The second hallmark of the Benchling solutions is that the platform can be implemented without code. This makes
the platform fast to configure and easy to deploy. ‘We run an agile implementation process, and iterate very quickly with our customers, so we can get a prototype up and running quickly. This can then be finetuned so that customers get maximum benefit, without complex customisation processes.’

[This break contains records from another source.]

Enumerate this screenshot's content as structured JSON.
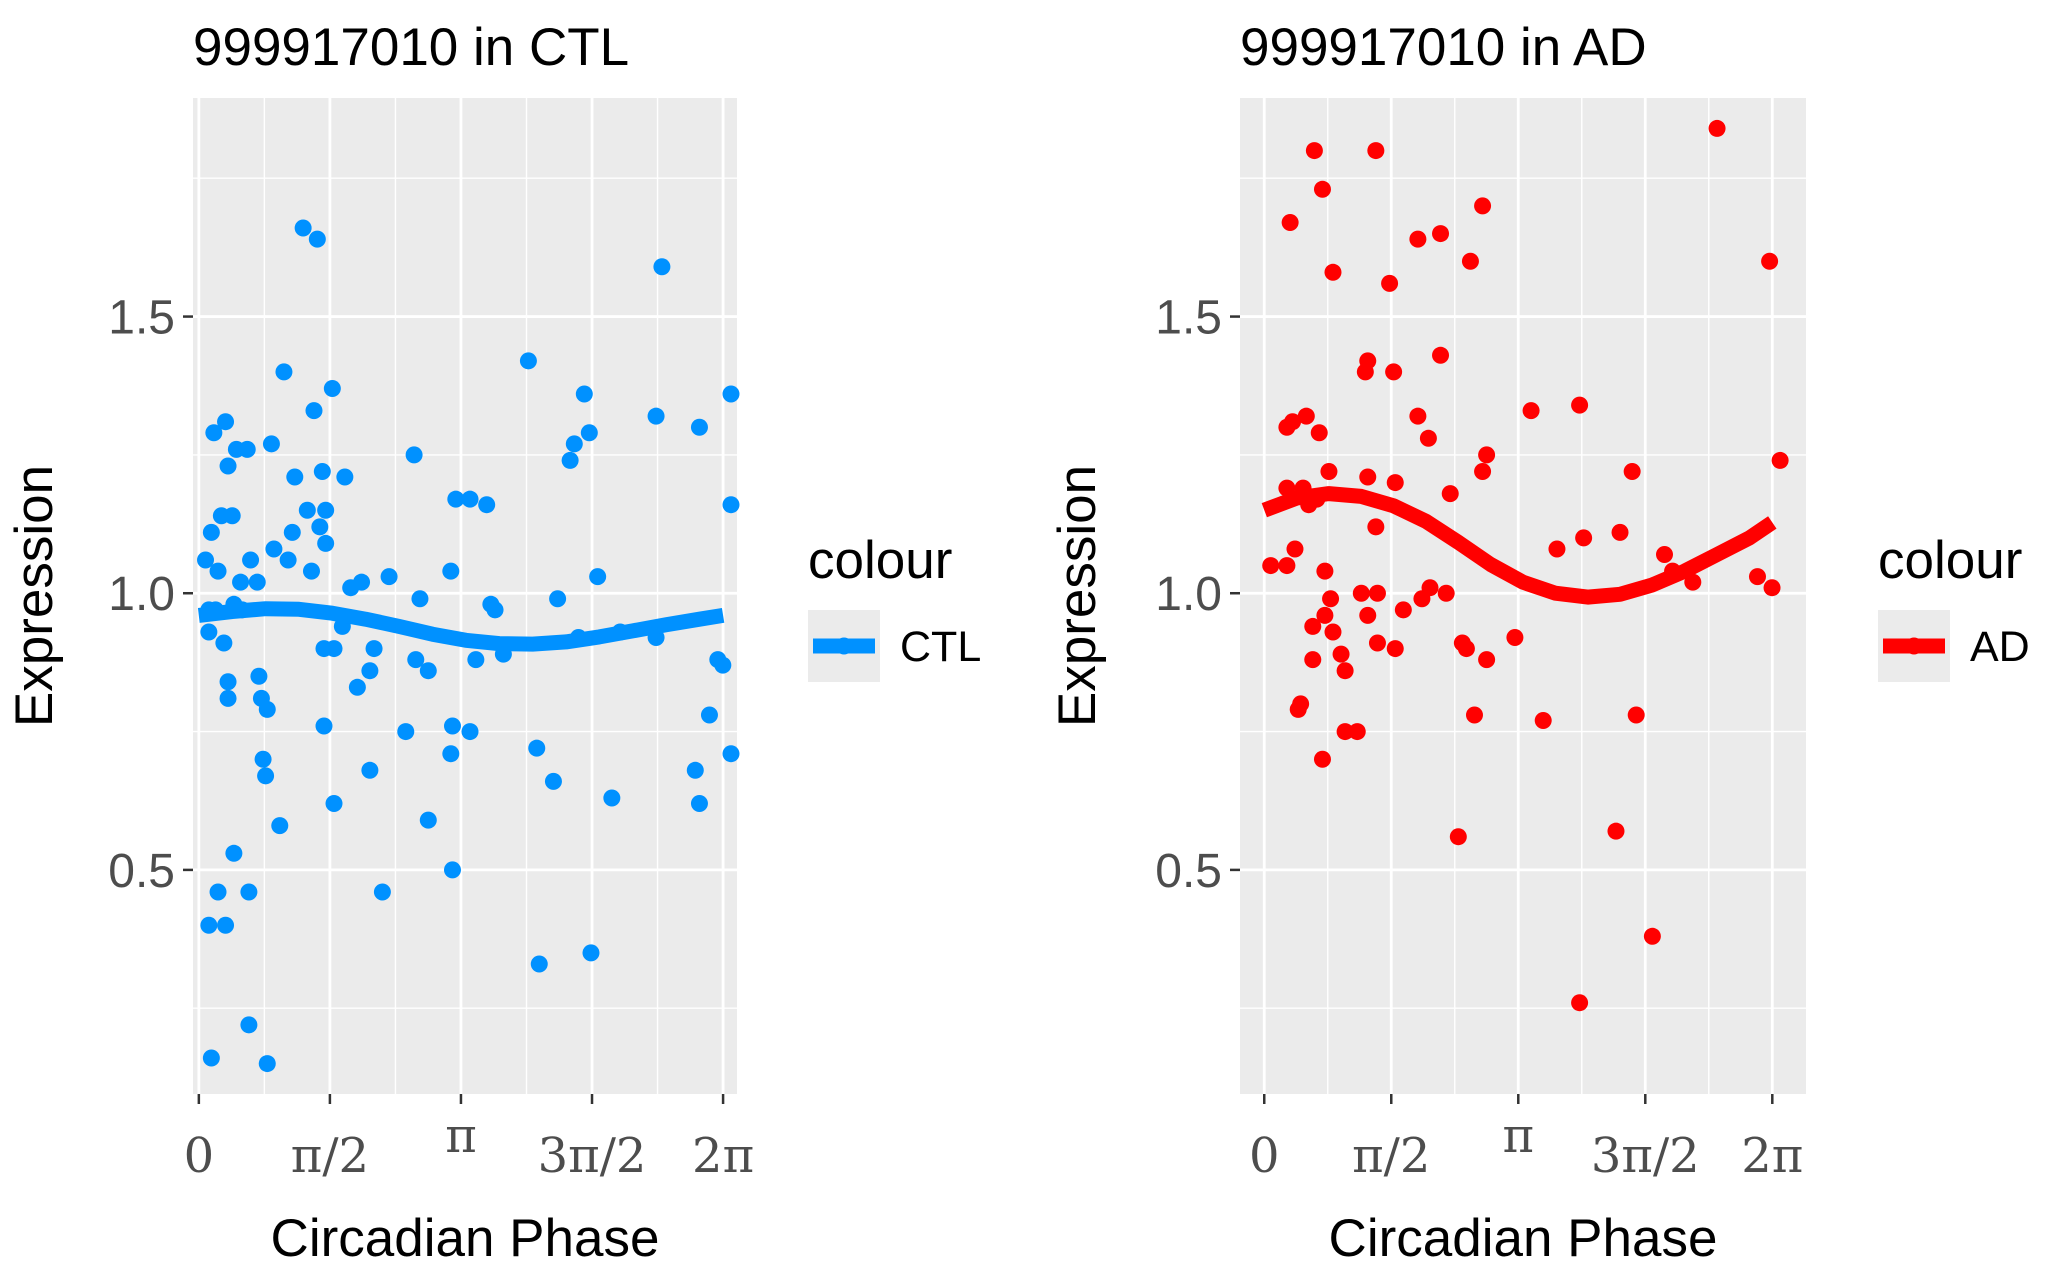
{
  "chart_data": [
    {
      "type": "scatter",
      "title": "999917010 in CTL",
      "xlabel": "Circadian Phase",
      "ylabel": "Expression",
      "xlim": [
        -0.07,
        6.45
      ],
      "ylim": [
        0.095,
        1.895
      ],
      "x_ticks": [
        0,
        1.5708,
        3.1416,
        4.7124,
        6.2832
      ],
      "x_tick_labels": [
        "0",
        "π/2",
        "π",
        "3π/2",
        "2π"
      ],
      "y_ticks": [
        0.5,
        1.0,
        1.5
      ],
      "y_tick_labels": [
        "0.5",
        "1.0",
        "1.5"
      ],
      "grid": true,
      "legend": {
        "title": "colour",
        "position": "right",
        "entries": [
          "CTL"
        ]
      },
      "series": [
        {
          "name": "CTL",
          "color": "#0091FF",
          "points": [
            [
              0.08,
              1.06
            ],
            [
              0.12,
              0.97
            ],
            [
              0.12,
              0.93
            ],
            [
              0.12,
              0.4
            ],
            [
              0.15,
              1.11
            ],
            [
              0.15,
              0.16
            ],
            [
              0.18,
              1.29
            ],
            [
              0.2,
              0.97
            ],
            [
              0.23,
              1.04
            ],
            [
              0.23,
              0.46
            ],
            [
              0.27,
              1.14
            ],
            [
              0.3,
              0.91
            ],
            [
              0.32,
              1.31
            ],
            [
              0.32,
              0.4
            ],
            [
              0.35,
              1.23
            ],
            [
              0.35,
              0.84
            ],
            [
              0.35,
              0.81
            ],
            [
              0.4,
              1.14
            ],
            [
              0.42,
              0.98
            ],
            [
              0.42,
              0.53
            ],
            [
              0.45,
              1.26
            ],
            [
              0.5,
              1.02
            ],
            [
              0.52,
              0.97
            ],
            [
              0.58,
              1.26
            ],
            [
              0.6,
              0.46
            ],
            [
              0.6,
              0.22
            ],
            [
              0.62,
              1.06
            ],
            [
              0.7,
              1.02
            ],
            [
              0.72,
              0.85
            ],
            [
              0.75,
              0.81
            ],
            [
              0.77,
              0.7
            ],
            [
              0.8,
              0.67
            ],
            [
              0.82,
              0.79
            ],
            [
              0.82,
              0.15
            ],
            [
              0.87,
              1.27
            ],
            [
              0.9,
              1.08
            ],
            [
              0.97,
              0.58
            ],
            [
              1.02,
              1.4
            ],
            [
              1.07,
              1.06
            ],
            [
              1.12,
              1.11
            ],
            [
              1.15,
              1.21
            ],
            [
              1.25,
              1.66
            ],
            [
              1.3,
              1.15
            ],
            [
              1.35,
              1.04
            ],
            [
              1.38,
              1.33
            ],
            [
              1.42,
              1.64
            ],
            [
              1.45,
              1.12
            ],
            [
              1.48,
              1.22
            ],
            [
              1.5,
              0.9
            ],
            [
              1.5,
              0.76
            ],
            [
              1.52,
              1.15
            ],
            [
              1.52,
              1.09
            ],
            [
              1.6,
              1.37
            ],
            [
              1.62,
              0.9
            ],
            [
              1.62,
              0.62
            ],
            [
              1.72,
              0.94
            ],
            [
              1.75,
              1.21
            ],
            [
              1.82,
              1.01
            ],
            [
              1.9,
              0.83
            ],
            [
              1.95,
              1.02
            ],
            [
              2.05,
              0.86
            ],
            [
              2.05,
              0.68
            ],
            [
              2.1,
              0.9
            ],
            [
              2.2,
              0.46
            ],
            [
              2.28,
              1.03
            ],
            [
              2.48,
              0.75
            ],
            [
              2.58,
              1.25
            ],
            [
              2.6,
              0.88
            ],
            [
              2.65,
              0.99
            ],
            [
              2.75,
              0.86
            ],
            [
              2.75,
              0.59
            ],
            [
              3.02,
              1.04
            ],
            [
              3.02,
              0.71
            ],
            [
              3.04,
              0.76
            ],
            [
              3.04,
              0.5
            ],
            [
              3.08,
              1.17
            ],
            [
              3.25,
              1.17
            ],
            [
              3.25,
              0.75
            ],
            [
              3.32,
              0.88
            ],
            [
              3.45,
              1.16
            ],
            [
              3.5,
              0.98
            ],
            [
              3.55,
              0.97
            ],
            [
              3.65,
              0.89
            ],
            [
              3.95,
              1.42
            ],
            [
              4.05,
              0.72
            ],
            [
              4.08,
              0.33
            ],
            [
              4.25,
              0.66
            ],
            [
              4.3,
              0.99
            ],
            [
              4.45,
              1.24
            ],
            [
              4.5,
              1.27
            ],
            [
              4.55,
              0.92
            ],
            [
              4.62,
              1.36
            ],
            [
              4.68,
              1.29
            ],
            [
              4.7,
              0.35
            ],
            [
              4.78,
              1.03
            ],
            [
              4.95,
              0.63
            ],
            [
              5.05,
              0.93
            ],
            [
              5.48,
              0.92
            ],
            [
              5.48,
              1.32
            ],
            [
              5.55,
              1.59
            ],
            [
              5.95,
              0.68
            ],
            [
              6.0,
              1.3
            ],
            [
              6.0,
              0.62
            ],
            [
              6.12,
              0.78
            ],
            [
              6.22,
              0.88
            ],
            [
              6.28,
              0.87
            ],
            [
              6.38,
              0.71
            ],
            [
              6.55,
              1.16
            ],
            [
              6.6,
              1.36
            ]
          ],
          "fit": [
            [
              0,
              0.96
            ],
            [
              0.4,
              0.967
            ],
            [
              0.8,
              0.972
            ],
            [
              1.2,
              0.971
            ],
            [
              1.6,
              0.964
            ],
            [
              2.0,
              0.953
            ],
            [
              2.4,
              0.94
            ],
            [
              2.8,
              0.926
            ],
            [
              3.2,
              0.915
            ],
            [
              3.6,
              0.909
            ],
            [
              4.0,
              0.908
            ],
            [
              4.4,
              0.912
            ],
            [
              4.8,
              0.921
            ],
            [
              5.2,
              0.932
            ],
            [
              5.6,
              0.943
            ],
            [
              6.0,
              0.953
            ],
            [
              6.283,
              0.96
            ]
          ]
        }
      ]
    },
    {
      "type": "scatter",
      "title": "999917010 in AD",
      "xlabel": "Circadian Phase",
      "ylabel": "Expression",
      "xlim": [
        -0.3,
        6.7
      ],
      "ylim": [
        0.095,
        1.895
      ],
      "x_ticks": [
        0,
        1.5708,
        3.1416,
        4.7124,
        6.2832
      ],
      "x_tick_labels": [
        "0",
        "π/2",
        "π",
        "3π/2",
        "2π"
      ],
      "y_ticks": [
        0.5,
        1.0,
        1.5
      ],
      "y_tick_labels": [
        "0.5",
        "1.0",
        "1.5"
      ],
      "grid": true,
      "legend": {
        "title": "colour",
        "position": "right",
        "entries": [
          "AD"
        ]
      },
      "series": [
        {
          "name": "AD",
          "color": "#FF0000",
          "points": [
            [
              0.08,
              1.05
            ],
            [
              0.28,
              1.3
            ],
            [
              0.28,
              1.19
            ],
            [
              0.28,
              1.05
            ],
            [
              0.32,
              1.67
            ],
            [
              0.35,
              1.31
            ],
            [
              0.38,
              1.08
            ],
            [
              0.42,
              0.79
            ],
            [
              0.45,
              0.8
            ],
            [
              0.48,
              1.19
            ],
            [
              0.52,
              1.32
            ],
            [
              0.55,
              1.16
            ],
            [
              0.6,
              0.94
            ],
            [
              0.6,
              0.88
            ],
            [
              0.62,
              1.8
            ],
            [
              0.65,
              1.17
            ],
            [
              0.68,
              1.29
            ],
            [
              0.72,
              1.73
            ],
            [
              0.72,
              0.7
            ],
            [
              0.75,
              1.04
            ],
            [
              0.75,
              0.96
            ],
            [
              0.8,
              1.22
            ],
            [
              0.82,
              0.99
            ],
            [
              0.85,
              1.58
            ],
            [
              0.85,
              0.93
            ],
            [
              0.95,
              0.89
            ],
            [
              1.0,
              0.86
            ],
            [
              1.0,
              0.75
            ],
            [
              1.15,
              0.75
            ],
            [
              1.2,
              1.0
            ],
            [
              1.25,
              1.4
            ],
            [
              1.28,
              1.42
            ],
            [
              1.28,
              1.21
            ],
            [
              1.28,
              0.96
            ],
            [
              1.38,
              1.8
            ],
            [
              1.38,
              1.12
            ],
            [
              1.4,
              1.0
            ],
            [
              1.4,
              0.91
            ],
            [
              1.55,
              1.56
            ],
            [
              1.6,
              1.4
            ],
            [
              1.62,
              1.2
            ],
            [
              1.62,
              0.9
            ],
            [
              1.72,
              0.97
            ],
            [
              1.9,
              1.64
            ],
            [
              1.9,
              1.32
            ],
            [
              1.95,
              0.99
            ],
            [
              2.03,
              1.28
            ],
            [
              2.05,
              1.01
            ],
            [
              2.18,
              1.65
            ],
            [
              2.18,
              1.43
            ],
            [
              2.25,
              1.0
            ],
            [
              2.3,
              1.18
            ],
            [
              2.4,
              0.56
            ],
            [
              2.45,
              0.91
            ],
            [
              2.5,
              0.9
            ],
            [
              2.55,
              1.6
            ],
            [
              2.6,
              0.78
            ],
            [
              2.7,
              1.7
            ],
            [
              2.7,
              1.22
            ],
            [
              2.75,
              1.25
            ],
            [
              2.75,
              0.88
            ],
            [
              3.1,
              0.92
            ],
            [
              3.3,
              1.33
            ],
            [
              3.45,
              0.77
            ],
            [
              3.62,
              1.08
            ],
            [
              3.9,
              1.34
            ],
            [
              3.9,
              0.26
            ],
            [
              3.95,
              1.1
            ],
            [
              4.35,
              0.57
            ],
            [
              4.4,
              1.11
            ],
            [
              4.55,
              1.22
            ],
            [
              4.6,
              0.78
            ],
            [
              4.8,
              0.38
            ],
            [
              4.95,
              1.07
            ],
            [
              5.05,
              1.04
            ],
            [
              5.3,
              1.02
            ],
            [
              5.6,
              1.84
            ],
            [
              6.1,
              1.03
            ],
            [
              6.25,
              1.6
            ],
            [
              6.28,
              1.01
            ],
            [
              6.38,
              1.24
            ]
          ],
          "fit": [
            [
              0,
              1.15
            ],
            [
              0.4,
              1.172
            ],
            [
              0.8,
              1.18
            ],
            [
              1.2,
              1.175
            ],
            [
              1.6,
              1.158
            ],
            [
              2.0,
              1.13
            ],
            [
              2.4,
              1.092
            ],
            [
              2.8,
              1.052
            ],
            [
              3.2,
              1.02
            ],
            [
              3.6,
              1.0
            ],
            [
              4.0,
              0.993
            ],
            [
              4.4,
              0.998
            ],
            [
              4.8,
              1.015
            ],
            [
              5.2,
              1.04
            ],
            [
              5.6,
              1.07
            ],
            [
              6.0,
              1.1
            ],
            [
              6.283,
              1.128
            ]
          ]
        }
      ]
    }
  ]
}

The company has developed a mature set of Rest APIs, so connecting the Benchling platform to existing systems
should not be problematic. ‘But we also have partnerships with instrument vendors, and have developed templates
for common laboratory instrumentation, so most clients can get up and running, and connect with almost any instrument very quickly,’ said Schwartz. ‘As the aim is to automate those manual processes as much as we can, we have a lab automation module that sends run instructions to robotic liquid handlers and analytical instrumentation, then digests the output data in a structured, actionable format.’